Rule 71.Process in Behalf of and Against Persons Not Parties
Not amended since adoption on record · Last verified July 13, 2026
Full Text of Rule 71
Reporter's Notes
Reporter’s Notes to Rule 71: 1. Rule 71 is identical to FRCP 71. The Federal Rule has remained unchanged since its adoption and has provoked little controversy. It does not attempt to say when an order can be made in favor of or against a person not a party. Rather it merely provides that when this can be done, non-parties have recourse to, and are subject to, process in the same manner as parties. Wright & Miller, Federal Practice and Procedure, Section 3031. 2. Prior Arkansas law contained no comparable provision. Normally, under prior law, a judgment, order or decree was ineffective against a person not a party to the action. Superseded Ark. Stat. Ann. § 29-107 (Repl. 1962). There are situations, however, where even without specific statutory authority, the Arkansas courts have permitted a non-party to enforce an order or to enforce an order against a non-party, i.e., where an assignee of a purchaser at a judicial sale obtains a writ of assistance or where an injunction is enforced against a non-party who has knowledge of the provisions of the order. Hudkins v. Ark. State Bd. of Optometry, 208 Ark. 577, 187 S.W.2d 538(1945); Hickinbotham v. Williams, 228 Ark. 46, 305 S.W.2d 841 (1957).
Plain-English Summary
Most of the time, a judgment or order binds only the parties who litigated the case. But courts sometimes issue orders that benefit, or bind, people who never appeared in the action at all. Rule 71 does not decide when that can happen -- that question is answered elsewhere, by the substantive law governing the particular order. What Rule 71 supplies is the procedural bridge: once an order in favor of or against a non-party is proper, that non-party can use, or be reached by, the same enforcement process a party would use.

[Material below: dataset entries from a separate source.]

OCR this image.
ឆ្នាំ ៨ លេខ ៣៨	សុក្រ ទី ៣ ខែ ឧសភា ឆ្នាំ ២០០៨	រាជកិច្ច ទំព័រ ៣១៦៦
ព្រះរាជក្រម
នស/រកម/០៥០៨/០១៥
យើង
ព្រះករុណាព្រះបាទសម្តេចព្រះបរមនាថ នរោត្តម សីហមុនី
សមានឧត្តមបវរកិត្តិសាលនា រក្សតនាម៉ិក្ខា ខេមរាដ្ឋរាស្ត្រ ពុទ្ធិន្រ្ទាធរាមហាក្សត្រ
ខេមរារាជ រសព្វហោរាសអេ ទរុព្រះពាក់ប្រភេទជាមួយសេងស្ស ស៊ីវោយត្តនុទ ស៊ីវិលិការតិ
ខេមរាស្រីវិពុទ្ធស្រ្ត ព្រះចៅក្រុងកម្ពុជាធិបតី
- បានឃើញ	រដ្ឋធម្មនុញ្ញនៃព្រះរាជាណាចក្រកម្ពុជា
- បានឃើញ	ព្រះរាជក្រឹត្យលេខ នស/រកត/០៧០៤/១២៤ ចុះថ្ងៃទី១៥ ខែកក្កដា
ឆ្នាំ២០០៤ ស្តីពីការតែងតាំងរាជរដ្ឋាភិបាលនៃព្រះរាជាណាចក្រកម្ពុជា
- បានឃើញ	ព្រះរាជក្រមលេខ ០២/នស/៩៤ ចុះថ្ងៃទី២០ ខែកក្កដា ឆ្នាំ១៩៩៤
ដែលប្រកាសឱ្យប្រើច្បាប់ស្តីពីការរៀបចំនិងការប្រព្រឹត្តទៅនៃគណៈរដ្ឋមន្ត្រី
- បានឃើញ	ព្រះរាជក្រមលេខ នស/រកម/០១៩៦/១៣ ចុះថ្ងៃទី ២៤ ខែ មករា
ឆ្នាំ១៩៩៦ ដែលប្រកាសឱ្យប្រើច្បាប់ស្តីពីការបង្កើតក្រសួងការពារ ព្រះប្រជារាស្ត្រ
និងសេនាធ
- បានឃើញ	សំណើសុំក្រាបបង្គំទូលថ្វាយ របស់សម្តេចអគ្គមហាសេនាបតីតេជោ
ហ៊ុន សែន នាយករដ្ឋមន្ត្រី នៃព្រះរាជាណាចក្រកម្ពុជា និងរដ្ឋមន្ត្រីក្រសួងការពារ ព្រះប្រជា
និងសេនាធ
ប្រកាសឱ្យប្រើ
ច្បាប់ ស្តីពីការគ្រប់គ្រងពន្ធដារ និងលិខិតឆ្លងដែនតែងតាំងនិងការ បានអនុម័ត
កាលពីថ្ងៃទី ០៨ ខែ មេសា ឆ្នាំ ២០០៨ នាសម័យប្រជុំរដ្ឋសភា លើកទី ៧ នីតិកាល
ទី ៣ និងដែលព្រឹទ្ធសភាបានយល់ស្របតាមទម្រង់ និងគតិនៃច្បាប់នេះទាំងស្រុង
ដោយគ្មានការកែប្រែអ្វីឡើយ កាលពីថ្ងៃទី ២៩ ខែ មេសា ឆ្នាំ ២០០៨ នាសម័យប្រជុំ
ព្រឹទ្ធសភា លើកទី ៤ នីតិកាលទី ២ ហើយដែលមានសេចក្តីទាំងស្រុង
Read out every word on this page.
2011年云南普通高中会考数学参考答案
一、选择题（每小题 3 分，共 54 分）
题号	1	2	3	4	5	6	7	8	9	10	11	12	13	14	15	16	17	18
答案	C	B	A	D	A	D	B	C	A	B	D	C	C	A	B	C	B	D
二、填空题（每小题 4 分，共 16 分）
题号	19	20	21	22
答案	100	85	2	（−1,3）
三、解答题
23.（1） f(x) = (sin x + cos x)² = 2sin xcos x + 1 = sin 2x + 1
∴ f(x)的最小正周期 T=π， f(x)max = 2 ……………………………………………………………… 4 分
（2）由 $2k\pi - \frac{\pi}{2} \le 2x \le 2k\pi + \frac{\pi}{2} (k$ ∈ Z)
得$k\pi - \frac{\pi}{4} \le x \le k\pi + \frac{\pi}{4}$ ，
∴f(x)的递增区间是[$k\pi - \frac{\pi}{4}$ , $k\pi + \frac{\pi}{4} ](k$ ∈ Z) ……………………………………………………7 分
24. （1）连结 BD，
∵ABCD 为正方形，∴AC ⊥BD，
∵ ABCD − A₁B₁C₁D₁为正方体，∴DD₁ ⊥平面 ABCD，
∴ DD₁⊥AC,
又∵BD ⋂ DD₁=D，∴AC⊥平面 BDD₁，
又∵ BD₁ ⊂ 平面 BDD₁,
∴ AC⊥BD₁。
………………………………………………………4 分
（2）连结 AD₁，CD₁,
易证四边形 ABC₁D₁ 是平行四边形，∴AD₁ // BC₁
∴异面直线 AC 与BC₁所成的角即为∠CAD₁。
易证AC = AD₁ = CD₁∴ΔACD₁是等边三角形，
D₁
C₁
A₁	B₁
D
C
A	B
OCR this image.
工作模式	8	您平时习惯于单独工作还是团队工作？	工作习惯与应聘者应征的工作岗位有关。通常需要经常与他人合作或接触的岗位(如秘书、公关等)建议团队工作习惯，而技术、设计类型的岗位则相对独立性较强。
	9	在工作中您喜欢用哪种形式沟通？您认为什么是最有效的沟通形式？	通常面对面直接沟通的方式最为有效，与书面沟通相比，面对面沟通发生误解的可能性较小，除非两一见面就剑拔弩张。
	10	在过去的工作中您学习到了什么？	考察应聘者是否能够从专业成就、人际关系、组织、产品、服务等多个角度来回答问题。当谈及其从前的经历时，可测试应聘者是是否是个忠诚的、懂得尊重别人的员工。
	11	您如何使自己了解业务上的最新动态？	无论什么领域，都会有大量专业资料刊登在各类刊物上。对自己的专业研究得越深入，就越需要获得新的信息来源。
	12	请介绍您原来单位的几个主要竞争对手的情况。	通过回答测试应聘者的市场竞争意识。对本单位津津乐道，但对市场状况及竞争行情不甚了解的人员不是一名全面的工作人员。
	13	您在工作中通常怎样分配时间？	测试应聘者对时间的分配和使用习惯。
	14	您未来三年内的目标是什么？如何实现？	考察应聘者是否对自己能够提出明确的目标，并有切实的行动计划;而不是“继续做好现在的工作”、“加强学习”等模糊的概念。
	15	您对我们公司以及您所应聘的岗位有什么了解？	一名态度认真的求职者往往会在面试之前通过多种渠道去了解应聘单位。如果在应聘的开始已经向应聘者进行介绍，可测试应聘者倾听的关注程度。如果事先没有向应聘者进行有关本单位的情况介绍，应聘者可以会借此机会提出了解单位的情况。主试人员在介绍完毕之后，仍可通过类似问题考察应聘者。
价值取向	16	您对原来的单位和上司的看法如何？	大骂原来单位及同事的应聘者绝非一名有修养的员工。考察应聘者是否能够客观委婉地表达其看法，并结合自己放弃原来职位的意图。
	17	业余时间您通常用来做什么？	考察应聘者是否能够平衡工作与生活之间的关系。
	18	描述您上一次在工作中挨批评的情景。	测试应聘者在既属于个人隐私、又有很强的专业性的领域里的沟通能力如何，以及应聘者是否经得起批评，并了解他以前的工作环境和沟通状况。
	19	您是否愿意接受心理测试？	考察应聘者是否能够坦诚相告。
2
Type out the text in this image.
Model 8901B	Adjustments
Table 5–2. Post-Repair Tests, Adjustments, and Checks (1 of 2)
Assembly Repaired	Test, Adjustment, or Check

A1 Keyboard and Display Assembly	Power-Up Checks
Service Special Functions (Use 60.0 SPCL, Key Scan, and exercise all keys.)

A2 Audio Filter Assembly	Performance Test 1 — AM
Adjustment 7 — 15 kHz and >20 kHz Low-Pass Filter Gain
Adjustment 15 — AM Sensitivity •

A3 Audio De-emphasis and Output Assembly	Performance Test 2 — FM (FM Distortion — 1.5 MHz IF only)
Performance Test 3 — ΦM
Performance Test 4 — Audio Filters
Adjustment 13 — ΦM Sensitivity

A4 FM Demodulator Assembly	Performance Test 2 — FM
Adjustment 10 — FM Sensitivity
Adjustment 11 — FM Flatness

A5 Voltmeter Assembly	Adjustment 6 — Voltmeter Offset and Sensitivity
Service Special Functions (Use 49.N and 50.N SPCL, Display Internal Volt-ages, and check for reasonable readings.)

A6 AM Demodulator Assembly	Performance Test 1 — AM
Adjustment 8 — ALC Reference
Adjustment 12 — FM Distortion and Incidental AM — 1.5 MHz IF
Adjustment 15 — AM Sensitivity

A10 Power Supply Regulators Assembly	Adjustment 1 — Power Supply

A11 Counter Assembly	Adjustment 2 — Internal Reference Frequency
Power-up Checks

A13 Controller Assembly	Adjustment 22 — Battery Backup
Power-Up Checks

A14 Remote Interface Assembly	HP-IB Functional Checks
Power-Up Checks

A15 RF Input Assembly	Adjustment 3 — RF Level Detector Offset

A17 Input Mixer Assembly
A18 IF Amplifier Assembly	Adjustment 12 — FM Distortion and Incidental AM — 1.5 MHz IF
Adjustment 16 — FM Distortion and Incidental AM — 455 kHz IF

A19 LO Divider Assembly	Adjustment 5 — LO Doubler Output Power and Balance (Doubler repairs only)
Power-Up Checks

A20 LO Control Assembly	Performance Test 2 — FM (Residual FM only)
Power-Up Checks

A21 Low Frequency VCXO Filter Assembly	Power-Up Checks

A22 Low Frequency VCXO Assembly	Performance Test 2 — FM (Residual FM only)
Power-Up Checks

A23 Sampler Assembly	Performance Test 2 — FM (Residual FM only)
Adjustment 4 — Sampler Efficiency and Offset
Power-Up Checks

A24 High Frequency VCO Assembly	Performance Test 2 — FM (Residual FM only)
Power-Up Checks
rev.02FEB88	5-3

On the favorable side, a person who is not a party but who benefits from an order can enforce it as though they had been a party all along, without needing to intervene in the case or file a separate action first. On the binding side, a person who is not a party but who is lawfully subject to an order -- someone who, for example, had notice of an injunction's terms and is positioned to interfere with it -- can be reached by the same enforcement process used against parties, including contempt or a writ compelling compliance.
Because Rule 71 is confined to mechanics, it leaves untouched the traditional limits on when a judgment can reach beyond the litigants. A non-party's ability to invoke it, or a court's ability to enforce an order against a non-party under it, still depends on whatever substantive doctrine -- assignment, notice of an injunction, or similar grounds -- makes that order proper as to the non-party in the first place.
Frequently Asked Questions
Does Rule 71 let a court bind anyone it wants who is not a party?
No. The rule does not create authority to bind non-parties; it only supplies the enforcement process once some other legal basis makes an order proper as to a person who is not a party to the case.
How does a non-party enforce an order made in that person's favor?
The same way a party would -- through the normal process for enforcing orders, such as a motion or writ -- without first having to intervene in the case or bring a separate lawsuit.
Can someone who was never a party be held in contempt for violating a court order?
Yes, if that person is lawfully subject to the order under governing law -- for example, someone with notice of an injunction's terms who acts to defeat it. Rule 71 makes the same enforcement tools available against that person as against a party.
What is an example of a non-party enforcing an order under this rule?
An assignee of a purchaser at a judicial sale obtaining a writ of assistance to secure possession, even though the assignee was not a party to the underlying action.
Why does this rule exist if it doesn't define who can be bound?
Because the mechanics of enforcement -- how a writ issues, how contempt is pursued -- need a clear procedural home. Rule 71 provides that home so non-parties are not left without a defined process once some other rule of law makes an order enforceable by or against them.